Pride threatened in Belgrade

photo: Tatiana Sapateiro cc

Belgrade Pride begins this Friday, 20 September, with a Pride March planned for Saturday the 28th. Unfortunately, I am not able to participate in the march to show my support for the Serbian LGBT movement, due to other commitments. Instead, I have chosen to show my support to the organisers and participants through a letter (see below). The organisers fear that the Pride March will be banned once again. In another letter, to prime minister Dačić, have I expressed my worries for the safety of the participants, but also pointed to the importance of defending human rights, such as the freedom of assembly and freedom of expression.

Already in 2001, the first Pride march was organised in Belgrade. The authorities gave the right to organise the march, but participants were attacked by violent hooligans and many were injured.

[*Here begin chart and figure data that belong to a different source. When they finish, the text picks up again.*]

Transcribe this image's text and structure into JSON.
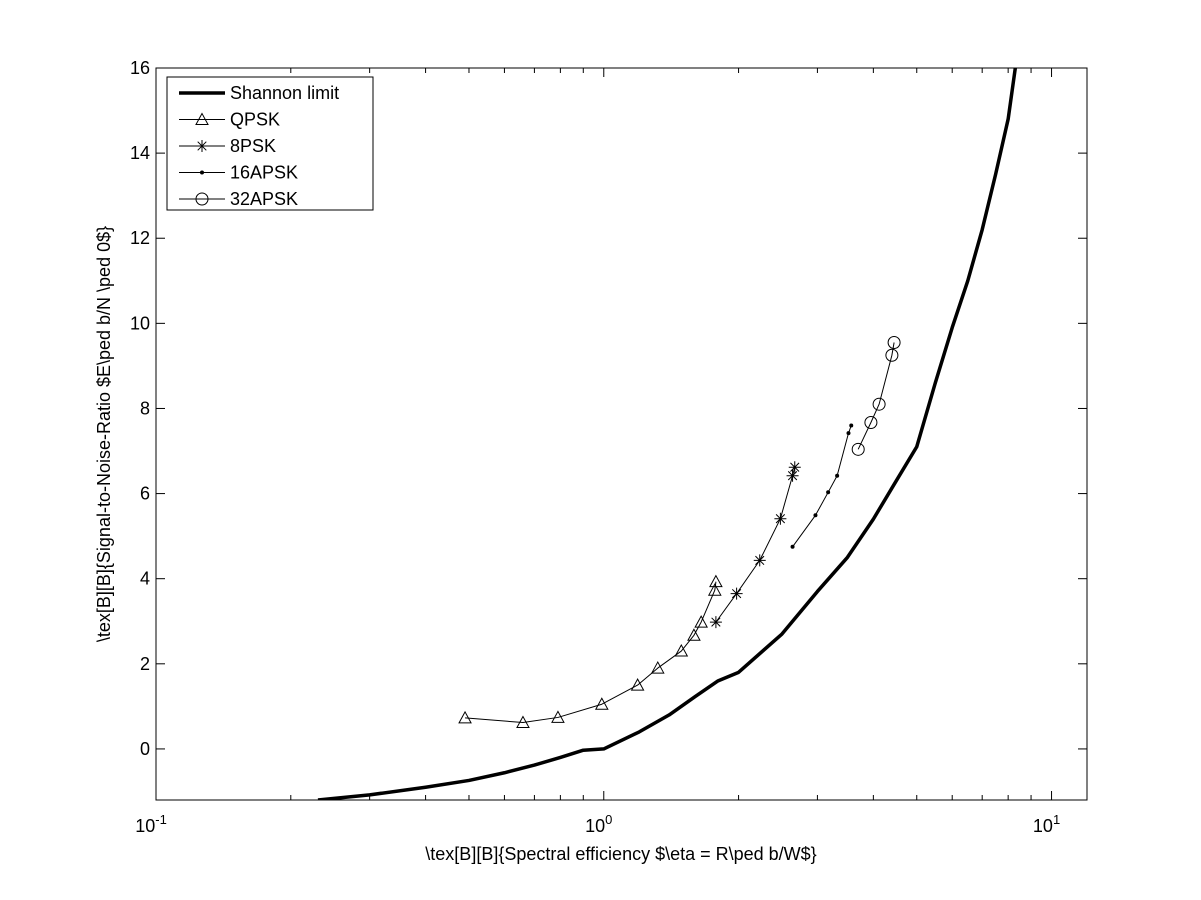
{
  "chart_data": {
    "type": "line",
    "title": "",
    "xlabel": "\\tex[B][B]{Spectral efficiency $\\eta = R\\ped b/W$}",
    "ylabel": "\\tex[B][B]{Signal-to-Noise-Ratio $E\\ped b/N \\ped 0$}",
    "xscale": "log",
    "xlim": [
      0.1,
      12
    ],
    "ylim": [
      -1.2,
      16
    ],
    "x_ticks": [
      {
        "value": 0.1,
        "base": "10",
        "exp": "-1"
      },
      {
        "value": 1,
        "base": "10",
        "exp": "0"
      },
      {
        "value": 10,
        "base": "10",
        "exp": "1"
      }
    ],
    "y_ticks": [
      "0",
      "2",
      "4",
      "6",
      "8",
      "10",
      "12",
      "14",
      "16"
    ],
    "grid": false,
    "legend_position": "top-left",
    "series": [
      {
        "name": "Shannon limit",
        "marker": "none",
        "line_width": "thick",
        "x": [
          0.23,
          0.3,
          0.4,
          0.5,
          0.6,
          0.7,
          0.8,
          0.9,
          1.0,
          1.2,
          1.4,
          1.6,
          1.8,
          2.0,
          2.5,
          3.0,
          3.5,
          4.0,
          4.5,
          5.0,
          5.5,
          6.0,
          6.5,
          7.0,
          7.5,
          8.0,
          8.3
        ],
        "y": [
          -1.2,
          -1.08,
          -0.9,
          -0.74,
          -0.56,
          -0.38,
          -0.2,
          -0.03,
          0.0,
          0.4,
          0.8,
          1.23,
          1.6,
          1.8,
          2.7,
          3.7,
          4.5,
          5.4,
          6.3,
          7.1,
          8.6,
          9.9,
          11.0,
          12.2,
          13.5,
          14.8,
          16.0
        ]
      },
      {
        "name": "QPSK",
        "marker": "triangle",
        "x": [
          0.49,
          0.66,
          0.79,
          0.99,
          1.19,
          1.32,
          1.49,
          1.59,
          1.65,
          1.77,
          1.78
        ],
        "y": [
          0.73,
          0.62,
          0.74,
          1.05,
          1.5,
          1.9,
          2.3,
          2.67,
          2.98,
          3.73,
          3.93
        ]
      },
      {
        "name": "8PSK",
        "marker": "star",
        "x": [
          1.78,
          1.98,
          2.23,
          2.48,
          2.64,
          2.67
        ],
        "y": [
          2.98,
          3.65,
          4.43,
          5.41,
          6.42,
          6.62
        ]
      },
      {
        "name": "16APSK",
        "marker": "dot",
        "x": [
          2.64,
          2.97,
          3.17,
          3.32,
          3.52,
          3.57
        ],
        "y": [
          4.75,
          5.49,
          6.03,
          6.42,
          7.42,
          7.6
        ]
      },
      {
        "name": "32APSK",
        "marker": "circle",
        "x": [
          3.7,
          3.95,
          4.12,
          4.4,
          4.45
        ],
        "y": [
          7.04,
          7.67,
          8.1,
          9.25,
          9.55
        ]
      }
    ]
  }
}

In 2009, there was a new attempt to organise a march, but the authorities banned it. Since then, small steps forward were taken – the 2010 Pride march was allowed and police provided security against aggressors threatening the parade.

However, there were backlashes in 2011 and 2012, when the planned marches were banned by authorities due to “threats to national security”. It is worrying when authorities give in to such threats of violence. Freedom of assembly is a fundamental component of a democracy, and the task of the Government is to ensure the rights of its citizens.

I express my support, since Belgrade Pride is about the right for everyone to love the one you love, without being deprived of your rights, being discriminated against, or to risk threats and violence. I want to express my support and admiration of the organisers – do not lose faith in that society can be changed. It has been done in other European countries.

There is a need for systematic action in Europe to strengthen awareness of LGBT rights at all levels of society.  It’s not about special rights – it’s about equal rights. There is a great need to counter tendencies to discriminate LGBT people, through legislation and campaigns. That is how we take steps forward together in Europe.

Letter to organisers and participants in Belgrade Pride week:

Dear friends,

You are giving many people hope for the future by organising and participating at the Belgrade Pride. You show a great courage, and admirable personal conviction, standing up for human rights and defending the right to love.

Thank you for your invitation to take part in the Belgrade Pride events! Unfortunately, due to my previous commitments, I will not be able to join you. Nevertheless, I would like to extend my warm support to your undertakings and express my admiration for you and your battle -a battle that in other countries has led to progress we see today in Europe with equal rights for LGBT people.

As you are well aware, the European Commission is strongly attached to the values enshrined in the EU Treaties and the Charter of Fundamental Rights, including freedom of assembly and freedom of expression and non-discrimination. It is totally unacceptable and incompatible with the fundamental values that the European Union are built upon, that citizens are subject to discrimination, violence and harassment and excluded from legislation that would protect them and their families.

It is of vital importance that Serbia, a country aspiring to become a member of the European Union fully embraces these values which are amongst the core foundations on which the Union project is built upon. I have sent a letter to Prime Minister Dačić in which I point out the necessity of his government to fulfil its obligations to respect, protect and fulfil the right to freedom of expression and freedom of assembly for all of its citizens, including LGBT persons – the rights enshrined in Serbia’s constitution. In my letter I stressed that the 2013 Belgrade Pride will be an important step for Serbia’s advancement in the EU path, through ensuring the core principles of equality and non-discrimination. I expressed my expectation that the Serbian authorities will take all necessary measures to facilitate a peaceful Pride march.

The European Commission will continue to monitor carefully developments in this area. It will also continue providing its strong support to the LGBT community in Serbia to enjoy their constitutional rights.

I wish you a successful and peaceful Belgrade Pride 2013!